Dewasa ini ketika bisnis online sudah makin banyak, sudah pasti makin komplek pula pengukuran kinerja misalnya dengan menggunakan Metrik Pemasaran Digital, Metrik Pemasaran Email, Metrik Media Sosial, atau memakai teknik Search Engine Optimization (SEO) yang menjadi salah satu taktik pemasaran yang handal.

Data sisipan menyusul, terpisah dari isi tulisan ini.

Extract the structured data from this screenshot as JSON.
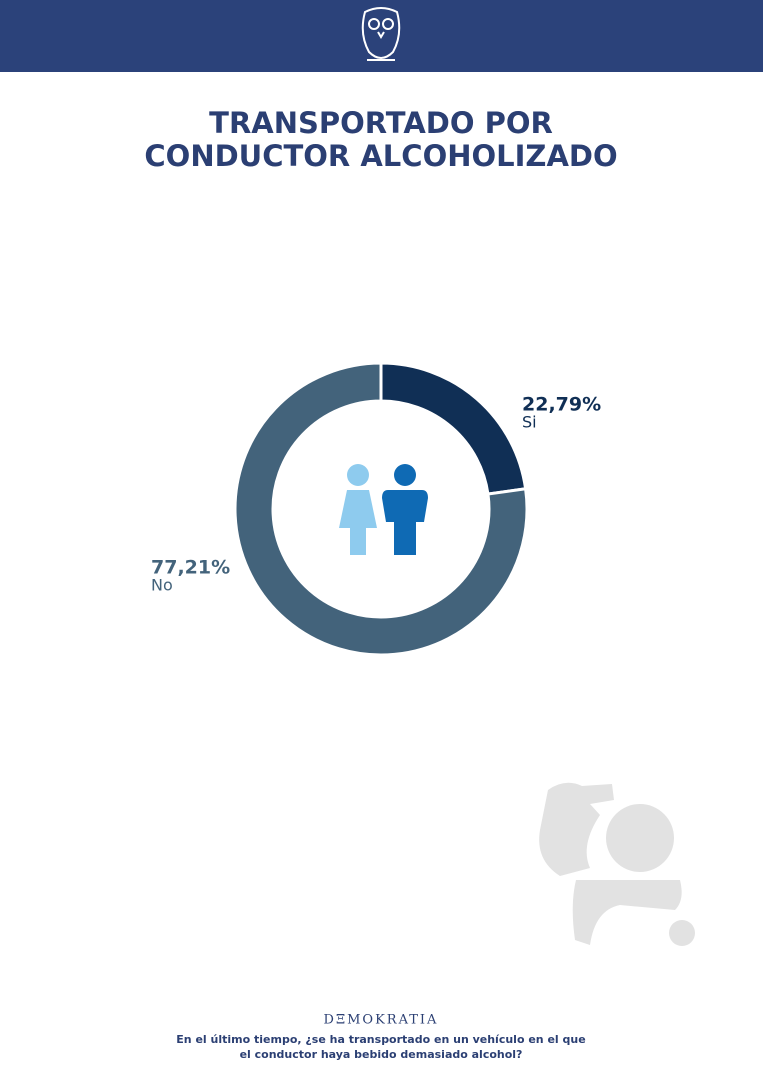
{
  "chart_data": {
    "type": "pie",
    "donut": true,
    "title": [
      "TRANSPORTADO POR",
      "CONDUCTOR ALCOHOLIZADO"
    ],
    "categories": [
      "Si",
      "No"
    ],
    "values": [
      22.79,
      77.21
    ],
    "value_labels": [
      "22,79%",
      "77,21%"
    ],
    "colors": [
      "#102f55",
      "#43637b"
    ]
  },
  "footer": {
    "brand": "DΞMOKRATIA",
    "question": [
      "En el último tiempo, ¿se ha transportado en un vehículo en el que",
      "el conductor haya bebido demasiado alcohol?"
    ]
  }
}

Tentu setiap bisnis ingin agar kinerjanya baik, unggul atau dalam bahasa Inggris disebut dengan istilah business excellence. Kinerja ekselen tersebut menggambarkan bahwa kinerja yang dicapai lebih baik atau dapat mengungguli organisasi sejenisnya. Memang benar bahawa kehadiran kompetitor sebagai pembanding menjadikan ukuran kinerja menjadi lebih bermakna.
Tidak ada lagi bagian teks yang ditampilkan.